Nikon launched their Z7 camera well before Canon managed to push out its stop-gap EOS R mirrorless camera. The Nikon body was better, but Nikon waited years before starting to flesh out professional-level Z mount glass. In the meantime, Canon launched its R5 camera in July 2020 after an intimidating amount of lenses were released, and its share since has largely been limited merely by how quickly it can manufacture those bodies in a logistics-constrained pandemic environment. All the while, Sony continued to improve its body line-up, dominating mirrorless with the A7R4 until Canon’s R5 launch.

These high-end bodies are more relevant today in terms of marketshare because the low end of the market – the Rebel-class DSLRs of yesterday – appear to be sitting in the buggy whip bin, that category being primarily responsible for the decline in camera sales for the past two years.

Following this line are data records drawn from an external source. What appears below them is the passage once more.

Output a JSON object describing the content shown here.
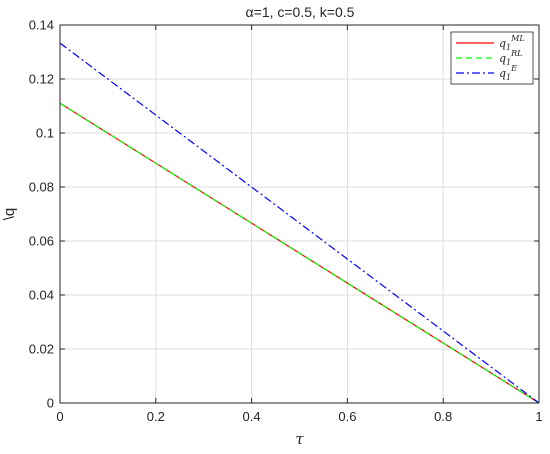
{
  "chart_data": {
    "type": "line",
    "title": "α=1, c=0.5, k=0.5",
    "xlabel": "τ",
    "ylabel": "\\q",
    "xlim": [
      0,
      1
    ],
    "ylim": [
      0,
      0.14
    ],
    "x_ticks": [
      "0",
      "0.2",
      "0.4",
      "0.6",
      "0.8",
      "1"
    ],
    "y_ticks": [
      "0",
      "0.02",
      "0.04",
      "0.06",
      "0.08",
      "0.1",
      "0.12",
      "0.14"
    ],
    "grid": true,
    "legend_position": "top-right",
    "series": [
      {
        "name": "q1^ML",
        "base": "q",
        "sub": "1",
        "sup": "ML",
        "color": "#ff0000",
        "style": "solid",
        "x": [
          0,
          1
        ],
        "y": [
          0.111,
          0
        ]
      },
      {
        "name": "q1^RL",
        "base": "q",
        "sub": "1",
        "sup": "RL",
        "color": "#00ff00",
        "style": "dashed",
        "x": [
          0,
          1
        ],
        "y": [
          0.111,
          0
        ]
      },
      {
        "name": "q1^E",
        "base": "q",
        "sub": "1",
        "sup": "E",
        "color": "#0000ff",
        "style": "dashdot",
        "x": [
          0,
          1
        ],
        "y": [
          0.1333,
          0
        ]
      }
    ]
  }
}
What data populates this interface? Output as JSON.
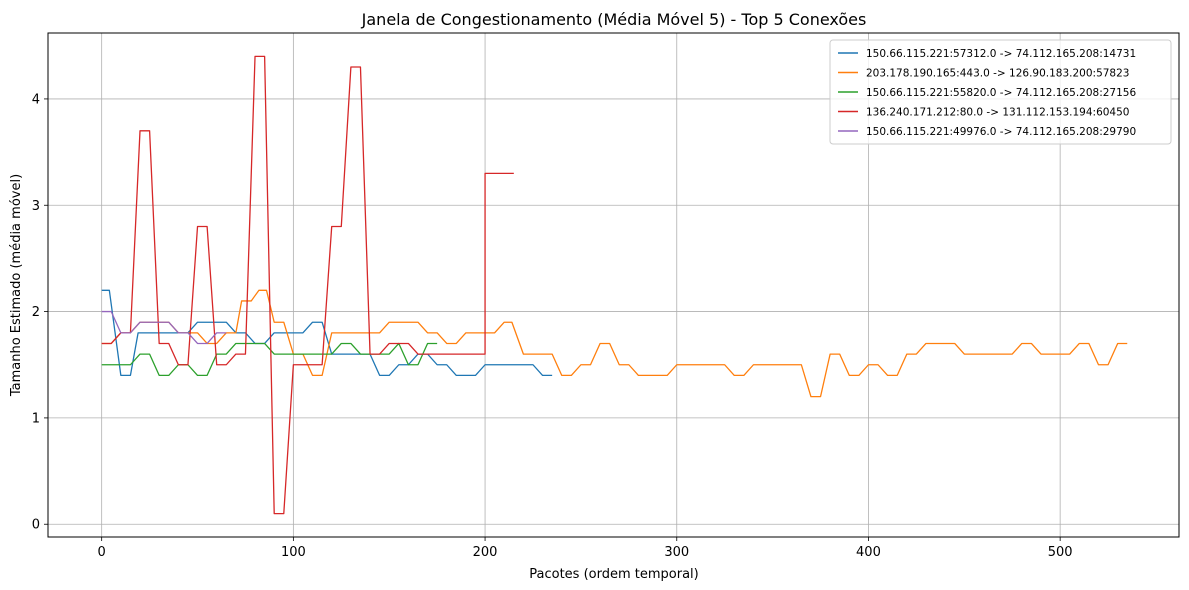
{
  "chart_data": {
    "type": "line",
    "title": "Janela de Congestionamento (Média Móvel 5) - Top 5 Conexões",
    "xlabel": "Pacotes (ordem temporal)",
    "ylabel": "Tamanho Estimado (média móvel)",
    "xlim": [
      -28,
      562
    ],
    "ylim": [
      -0.12,
      4.62
    ],
    "xticks": [
      0,
      100,
      200,
      300,
      400,
      500
    ],
    "yticks": [
      0,
      1,
      2,
      3,
      4
    ],
    "grid": true,
    "legend_position": "top-right",
    "series": [
      {
        "name": "150.66.115.221:57312.0 -> 74.112.165.208:14731",
        "color": "#1f77b4",
        "points": [
          [
            0,
            2.2
          ],
          [
            4,
            2.2
          ],
          [
            10,
            1.4
          ],
          [
            15,
            1.4
          ],
          [
            19,
            1.8
          ],
          [
            45,
            1.8
          ],
          [
            50,
            1.9
          ],
          [
            65,
            1.9
          ],
          [
            70,
            1.8
          ],
          [
            75,
            1.8
          ],
          [
            80,
            1.7
          ],
          [
            85,
            1.7
          ],
          [
            90,
            1.8
          ],
          [
            105,
            1.8
          ],
          [
            110,
            1.9
          ],
          [
            115,
            1.9
          ],
          [
            120,
            1.6
          ],
          [
            140,
            1.6
          ],
          [
            145,
            1.4
          ],
          [
            150,
            1.4
          ],
          [
            155,
            1.5
          ],
          [
            160,
            1.5
          ],
          [
            165,
            1.6
          ],
          [
            170,
            1.6
          ],
          [
            175,
            1.5
          ],
          [
            180,
            1.5
          ],
          [
            185,
            1.4
          ],
          [
            195,
            1.4
          ],
          [
            200,
            1.5
          ],
          [
            225,
            1.5
          ],
          [
            230,
            1.4
          ],
          [
            235,
            1.4
          ]
        ]
      },
      {
        "name": "203.178.190.165:443.0 -> 126.90.183.200:57823",
        "color": "#ff7f0e",
        "points": [
          [
            0,
            1.7
          ],
          [
            5,
            1.7
          ],
          [
            10,
            1.8
          ],
          [
            15,
            1.8
          ],
          [
            20,
            1.9
          ],
          [
            35,
            1.9
          ],
          [
            40,
            1.8
          ],
          [
            50,
            1.8
          ],
          [
            55,
            1.7
          ],
          [
            60,
            1.7
          ],
          [
            65,
            1.8
          ],
          [
            70,
            1.8
          ],
          [
            73,
            2.1
          ],
          [
            78,
            2.1
          ],
          [
            82,
            2.2
          ],
          [
            86,
            2.2
          ],
          [
            90,
            1.9
          ],
          [
            95,
            1.9
          ],
          [
            100,
            1.6
          ],
          [
            105,
            1.6
          ],
          [
            110,
            1.4
          ],
          [
            115,
            1.4
          ],
          [
            120,
            1.8
          ],
          [
            145,
            1.8
          ],
          [
            150,
            1.9
          ],
          [
            165,
            1.9
          ],
          [
            170,
            1.8
          ],
          [
            175,
            1.8
          ],
          [
            180,
            1.7
          ],
          [
            185,
            1.7
          ],
          [
            190,
            1.8
          ],
          [
            205,
            1.8
          ],
          [
            210,
            1.9
          ],
          [
            214,
            1.9
          ],
          [
            220,
            1.6
          ],
          [
            235,
            1.6
          ],
          [
            240,
            1.4
          ],
          [
            245,
            1.4
          ],
          [
            250,
            1.5
          ],
          [
            255,
            1.5
          ],
          [
            260,
            1.7
          ],
          [
            265,
            1.7
          ],
          [
            270,
            1.5
          ],
          [
            275,
            1.5
          ],
          [
            280,
            1.4
          ],
          [
            295,
            1.4
          ],
          [
            300,
            1.5
          ],
          [
            325,
            1.5
          ],
          [
            330,
            1.4
          ],
          [
            335,
            1.4
          ],
          [
            340,
            1.5
          ],
          [
            365,
            1.5
          ],
          [
            370,
            1.2
          ],
          [
            375,
            1.2
          ],
          [
            380,
            1.6
          ],
          [
            385,
            1.6
          ],
          [
            390,
            1.4
          ],
          [
            395,
            1.4
          ],
          [
            400,
            1.5
          ],
          [
            405,
            1.5
          ],
          [
            410,
            1.4
          ],
          [
            415,
            1.4
          ],
          [
            420,
            1.6
          ],
          [
            425,
            1.6
          ],
          [
            430,
            1.7
          ],
          [
            445,
            1.7
          ],
          [
            450,
            1.6
          ],
          [
            475,
            1.6
          ],
          [
            480,
            1.7
          ],
          [
            485,
            1.7
          ],
          [
            490,
            1.6
          ],
          [
            505,
            1.6
          ],
          [
            510,
            1.7
          ],
          [
            515,
            1.7
          ],
          [
            520,
            1.5
          ],
          [
            525,
            1.5
          ],
          [
            530,
            1.7
          ],
          [
            535,
            1.7
          ]
        ]
      },
      {
        "name": "150.66.115.221:55820.0 -> 74.112.165.208:27156",
        "color": "#2ca02c",
        "points": [
          [
            0,
            1.5
          ],
          [
            15,
            1.5
          ],
          [
            20,
            1.6
          ],
          [
            25,
            1.6
          ],
          [
            30,
            1.4
          ],
          [
            35,
            1.4
          ],
          [
            40,
            1.5
          ],
          [
            45,
            1.5
          ],
          [
            50,
            1.4
          ],
          [
            55,
            1.4
          ],
          [
            60,
            1.6
          ],
          [
            65,
            1.6
          ],
          [
            70,
            1.7
          ],
          [
            85,
            1.7
          ],
          [
            90,
            1.6
          ],
          [
            120,
            1.6
          ],
          [
            125,
            1.7
          ],
          [
            130,
            1.7
          ],
          [
            135,
            1.6
          ],
          [
            150,
            1.6
          ],
          [
            155,
            1.7
          ],
          [
            160,
            1.5
          ],
          [
            165,
            1.5
          ],
          [
            170,
            1.7
          ],
          [
            175,
            1.7
          ]
        ]
      },
      {
        "name": "136.240.171.212:80.0 -> 131.112.153.194:60450",
        "color": "#d62728",
        "points": [
          [
            0,
            1.7
          ],
          [
            5,
            1.7
          ],
          [
            10,
            1.8
          ],
          [
            15,
            1.8
          ],
          [
            20,
            3.7
          ],
          [
            25,
            3.7
          ],
          [
            30,
            1.7
          ],
          [
            35,
            1.7
          ],
          [
            40,
            1.5
          ],
          [
            45,
            1.5
          ],
          [
            50,
            2.8
          ],
          [
            55,
            2.8
          ],
          [
            60,
            1.5
          ],
          [
            65,
            1.5
          ],
          [
            70,
            1.6
          ],
          [
            75,
            1.6
          ],
          [
            80,
            4.4
          ],
          [
            85,
            4.4
          ],
          [
            90,
            0.1
          ],
          [
            95,
            0.1
          ],
          [
            100,
            1.5
          ],
          [
            115,
            1.5
          ],
          [
            120,
            2.8
          ],
          [
            125,
            2.8
          ],
          [
            130,
            4.3
          ],
          [
            135,
            4.3
          ],
          [
            140,
            1.6
          ],
          [
            145,
            1.6
          ],
          [
            150,
            1.7
          ],
          [
            160,
            1.7
          ],
          [
            165,
            1.6
          ],
          [
            200,
            1.6
          ],
          [
            200,
            3.3
          ],
          [
            215,
            3.3
          ]
        ]
      },
      {
        "name": "150.66.115.221:49976.0 -> 74.112.165.208:29790",
        "color": "#9467bd",
        "points": [
          [
            0,
            2.0
          ],
          [
            5,
            2.0
          ],
          [
            10,
            1.8
          ],
          [
            15,
            1.8
          ],
          [
            20,
            1.9
          ],
          [
            35,
            1.9
          ],
          [
            40,
            1.8
          ],
          [
            45,
            1.8
          ],
          [
            50,
            1.7
          ],
          [
            55,
            1.7
          ],
          [
            60,
            1.8
          ],
          [
            65,
            1.8
          ]
        ]
      }
    ]
  }
}
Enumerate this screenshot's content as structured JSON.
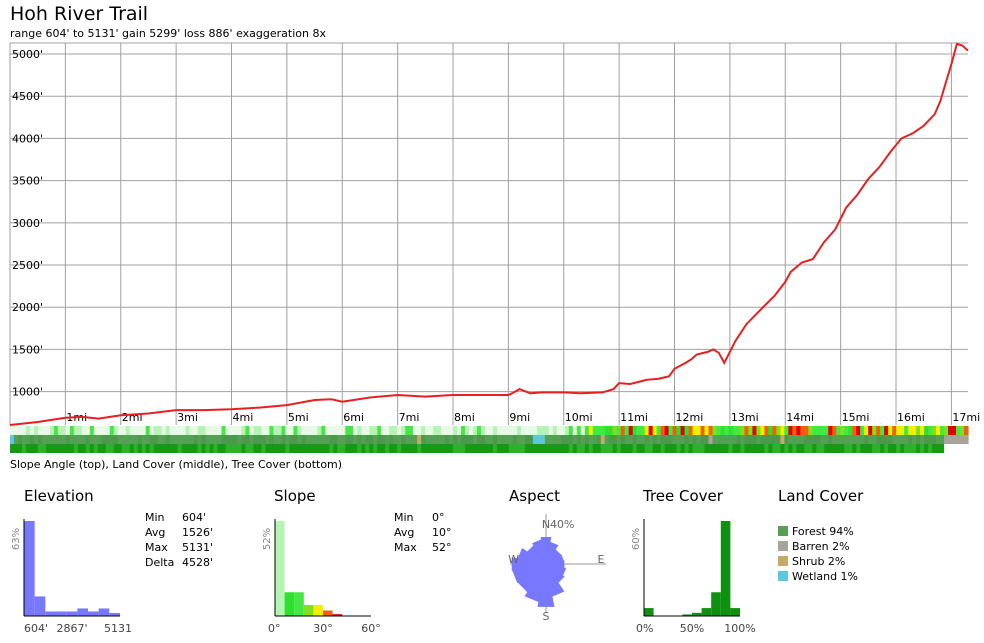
{
  "title": "Hoh River Trail",
  "subtitle": "range 604' to 5131'  gain 5299'  loss 886'  exaggeration 8x",
  "strip_caption": "Slope Angle (top), Land Cover (middle), Tree Cover (bottom)",
  "chart_data": [
    {
      "type": "line",
      "title": "Hoh River Trail",
      "ylim": [
        604,
        5131
      ],
      "y_ticks": [
        "1000'",
        "1500'",
        "2000'",
        "2500'",
        "3000'",
        "3500'",
        "4000'",
        "4500'",
        "5000'"
      ],
      "y_tick_values": [
        1000,
        1500,
        2000,
        2500,
        3000,
        3500,
        4000,
        4500,
        5000
      ],
      "x_ticks": [
        "1mi",
        "2mi",
        "3mi",
        "4mi",
        "5mi",
        "6mi",
        "7mi",
        "8mi",
        "9mi",
        "10mi",
        "11mi",
        "12mi",
        "13mi",
        "14mi",
        "15mi",
        "16mi",
        "17mi"
      ],
      "x_tick_values": [
        1,
        2,
        3,
        4,
        5,
        6,
        7,
        8,
        9,
        10,
        11,
        12,
        13,
        14,
        15,
        16,
        17
      ],
      "xlim": [
        0,
        17.3
      ],
      "grid": true,
      "line_color": "#e62020",
      "series": [
        {
          "x": [
            0,
            0.5,
            1,
            1.3,
            1.6,
            2,
            2.5,
            3,
            3.5,
            4,
            4.5,
            5,
            5.5,
            5.8,
            6,
            6.5,
            7,
            7.5,
            8,
            8.5,
            9,
            9.1,
            9.2,
            9.4,
            9.6,
            10,
            10.3,
            10.7,
            10.9,
            11,
            11.2,
            11.5,
            11.7,
            11.9,
            12,
            12.2,
            12.3,
            12.4,
            12.6,
            12.7,
            12.8,
            12.9,
            13.1,
            13.3,
            13.6,
            13.8,
            14,
            14.1,
            14.3,
            14.5,
            14.7,
            14.9,
            15.1,
            15.3,
            15.5,
            15.7,
            15.9,
            16.1,
            16.3,
            16.5,
            16.7,
            16.8,
            16.9,
            17,
            17.1,
            17.2,
            17.3
          ],
          "y": [
            604,
            640,
            690,
            700,
            680,
            720,
            740,
            780,
            780,
            790,
            810,
            840,
            900,
            910,
            880,
            930,
            960,
            940,
            960,
            960,
            960,
            990,
            1030,
            980,
            990,
            990,
            980,
            990,
            1030,
            1100,
            1090,
            1140,
            1150,
            1180,
            1270,
            1340,
            1380,
            1440,
            1470,
            1500,
            1460,
            1340,
            1600,
            1800,
            2000,
            2130,
            2300,
            2420,
            2530,
            2570,
            2770,
            2920,
            3180,
            3330,
            3520,
            3660,
            3840,
            4000,
            4060,
            4150,
            4290,
            4440,
            4660,
            4880,
            5120,
            5100,
            5040
          ]
        }
      ]
    },
    {
      "type": "bar",
      "title": "Elevation",
      "x_ticks": [
        "604'",
        "2867'",
        "5131"
      ],
      "y_max_label": "63%",
      "values": [
        63,
        13,
        3,
        3,
        3,
        5,
        3,
        5,
        2
      ]
    },
    {
      "type": "bar",
      "title": "Slope",
      "x_ticks": [
        "0°",
        "30°",
        "60°"
      ],
      "y_max_label": "52%",
      "values": [
        52,
        13,
        13,
        6,
        6,
        3,
        1,
        0,
        0,
        0
      ],
      "colors": [
        "#b4f5b4",
        "#30e030",
        "#44e844",
        "#80e020",
        "#f0f000",
        "#f06010",
        "#e00000",
        "#a00000",
        "#800000",
        "#600000"
      ]
    },
    {
      "type": "pie",
      "title": "Aspect",
      "labels": [
        "N",
        "NE",
        "E",
        "SE",
        "S",
        "SW",
        "W",
        "NW"
      ],
      "compass_labels": {
        "n": "N",
        "e": "E",
        "s": "S",
        "w": "W"
      },
      "scale_label": "40%",
      "values": [
        22,
        14,
        15,
        18,
        35,
        27,
        28,
        18
      ]
    },
    {
      "type": "bar",
      "title": "Tree Cover",
      "x_ticks": [
        "0%",
        "50%",
        "100%"
      ],
      "y_max_label": "60%",
      "values": [
        5,
        0,
        0,
        0,
        1,
        2,
        5,
        15,
        60,
        5
      ]
    }
  ],
  "elevation_stats": {
    "min_label": "Min",
    "min": "604'",
    "avg_label": "Avg",
    "avg": "1526'",
    "max_label": "Max",
    "max": "5131'",
    "delta_label": "Delta",
    "delta": "4528'"
  },
  "slope_stats": {
    "min_label": "Min",
    "min": "0°",
    "avg_label": "Avg",
    "avg": "10°",
    "max_label": "Max",
    "max": "52°"
  },
  "land_cover": {
    "title": "Land Cover",
    "items": [
      {
        "label": "Forest 94%",
        "color": "#55a055"
      },
      {
        "label": "Barren 2%",
        "color": "#a8a49c"
      },
      {
        "label": "Shrub 2%",
        "color": "#c8a868"
      },
      {
        "label": "Wetland 1%",
        "color": "#5cc8e0"
      }
    ]
  },
  "colors": {
    "grid": "#a0a0a0",
    "elevation_bar": "#7878ff",
    "tree_bar": "#109010",
    "aspect": "#7878ff"
  }
}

Many in the financial markets were betting against Nikon as late as six months ago, with the potential of a cash crunch seriously impeding its prospects for survival. After an assets sale, though, the markets bought back into the venerable firm, assessing that the valuation was over-corrected after the coffers were refilled.

Nikon also took the opportunity then to offshore a significant amount of its manufacturing – something quite hard to do in Japan. That offshoring may have helped with margins, but it does not appear to have helped with the cadence of lens development and delivery, which has been more anemic for Nikon customers than with any other major brand.